Elle a indiqué qu’elle « contacte régulièrement les autorités marocaines à différents niveaux, concernant les violations commises contre mes clients dans les différentes prisons où ils sont détenus, en relation, entre autres, avec leur état de santé, négligence médicale, isolement et droit à continuer les études ».

« Le dernier rapport de torture et de mauvais traitements a été envoyé au procureur d’Inzegane et reçu le 25 février, mais jusqu’à présent je n’ai reçu aucune réponse », a-t-elle souligné, expliquant que « le Comité contre la torture (Nations Unies) surveille également les représailles contre les détenus après les communications de mes clients à ce Comité ».

Pour sa part, le Département d’Etat américain a noté, dans son rapport annuel (2019) sur la situation des droits de l’Homme dans le monde que selon le rapport du Secrétaire général de l’ONU d’avril 2019, le Haut-Commissariat des Nations Unies aux droits de l’Homme (HCDH) a continué à recevoir des communications d’avocats, de membres de famille des Sahraouis arrêtés lors du démantèlement du camp de Gdeim Izik en 2010, ajoutant que plusieurs ont été soumis à la torture, à une mise à l’isolement prolongée et à d’autres mauvais traitements.

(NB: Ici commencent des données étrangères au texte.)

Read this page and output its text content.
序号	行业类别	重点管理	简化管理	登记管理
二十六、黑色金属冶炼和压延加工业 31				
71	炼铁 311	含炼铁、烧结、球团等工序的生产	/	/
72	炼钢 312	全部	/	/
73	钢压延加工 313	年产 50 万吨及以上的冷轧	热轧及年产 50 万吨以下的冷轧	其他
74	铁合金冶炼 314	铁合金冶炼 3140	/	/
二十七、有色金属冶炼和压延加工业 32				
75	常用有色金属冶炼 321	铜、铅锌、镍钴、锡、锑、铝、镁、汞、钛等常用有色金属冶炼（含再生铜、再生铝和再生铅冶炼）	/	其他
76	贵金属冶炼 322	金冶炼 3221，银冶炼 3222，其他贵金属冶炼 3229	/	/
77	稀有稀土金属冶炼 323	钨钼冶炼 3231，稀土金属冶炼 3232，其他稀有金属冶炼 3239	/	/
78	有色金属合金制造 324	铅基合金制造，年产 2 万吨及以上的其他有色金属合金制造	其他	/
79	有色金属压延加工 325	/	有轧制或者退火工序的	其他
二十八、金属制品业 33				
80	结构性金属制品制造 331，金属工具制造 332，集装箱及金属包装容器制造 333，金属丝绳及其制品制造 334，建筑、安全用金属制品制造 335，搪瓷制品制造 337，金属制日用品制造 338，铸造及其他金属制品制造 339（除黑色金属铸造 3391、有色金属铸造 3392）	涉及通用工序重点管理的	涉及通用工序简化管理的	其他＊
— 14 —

« Le rapport d’octobre du Secrétaire général de l’ONU sur le Sahara occidental a noté que le HCDH avait reçu des informations faisant état de violations des droits de l’Homme perpétrées contre des Sahraouis, y compris des détentions arbitraires », a souligné le Département américain.

En outre, le rapport du Département d’Etat américain a appelé à l’ouverture d’une enquête pour condamner les personnes impliquées dans des violations des droits de l’Homme dans les zones occupées du Sahara occidental, soulignant que l’absence d’enquêtes et de poursuites contre les personnes impliquées dans ces violations a contribué à l’expansion de l’impunité.

Par ailleurs, dans son rapport annuel de 2019 sur les droits de l’Homme présenté au mois de janvier dernier, l’ONG américaine de défense des droits de l’Homme, Human Rights Watch, a enregistré « la détention continue de 23 Sahraouis par le Maroc après avoir été condamnés à la suite de procès inéquitables en 2013 et 2017 sur la base d’aveux forcés, sans enquête sur leur torture physique dans les postes de police et de la gendarmerie, après les affrontements qui avaient éclaté suite au démantèlement violent et sanglant par les autorités marocaines du camp de la dignité, Gdeim Izik, près d’El-Ayoun occupée, en 2010 ».